Salimos del pintoresco mosaico de humanidad que formaban aquellos tenderetes ubicados en las orillas de una calle cubierta de garitos de indígenas en los que estantes y perchas acumulaban un sin fin de productos de cestería, alfarería y marroquinería, todo ello muy arracimado entre deteriorados edificios ocres de paredes desiguales de adobe y techos de cañas impermeabilizadas con brea y arcilla. Aquel camino tortuoso repleto de bultos, reses, mendigos, esclavos negros, malabaristas, domadores de alacranes, serpientes y demás indeseables bichos y toda índole de seres harapientos llevaba directamente de vuelta al puerto. Teníamos la firme intención de que la lenitiva brisa marina y el murmullo del mar golpeando la escollera nos librara del tufo a tinturas, serosidades, excrementos de bestias de carga, orines y especias que se había adherido a nuestras ropas y narices. Además, necesitábamos poder descansar nuestros saturados sentidos del asfixiante barullo que se expandía por cada esquina de aquella pintoresca ciudad mauritana.

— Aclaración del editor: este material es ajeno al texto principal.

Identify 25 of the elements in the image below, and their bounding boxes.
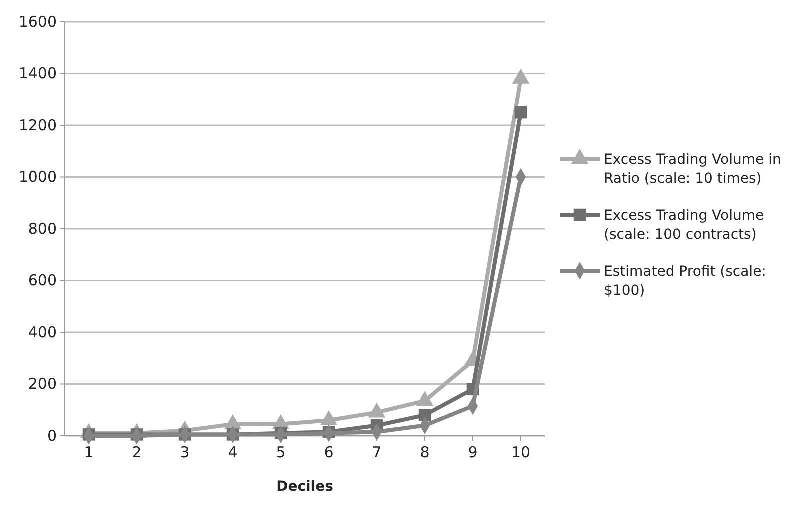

Al llegar al malecón pasamos por el punto de amarre de la “Europa” y le comentamos a Isbataris que bajara las cinco ánforas al muelle y esperara la llegada de algún enviado de Missarta, que era el sonoro nombre del mercader númida. Una vez dadas las órdenes pertinentes, acudimos a descansar a una especie de thermopolium habitual de navegantes y mercaderes, recuperando el aliento y el olfato con el frescor de la brisa y de una jarra enfriada en el pozo repleta de néctar de granadas que degustamos ávidamente con unos pegajosos pastelillos de verdes pistachos edulcorados con dátiles deshuesados y miel.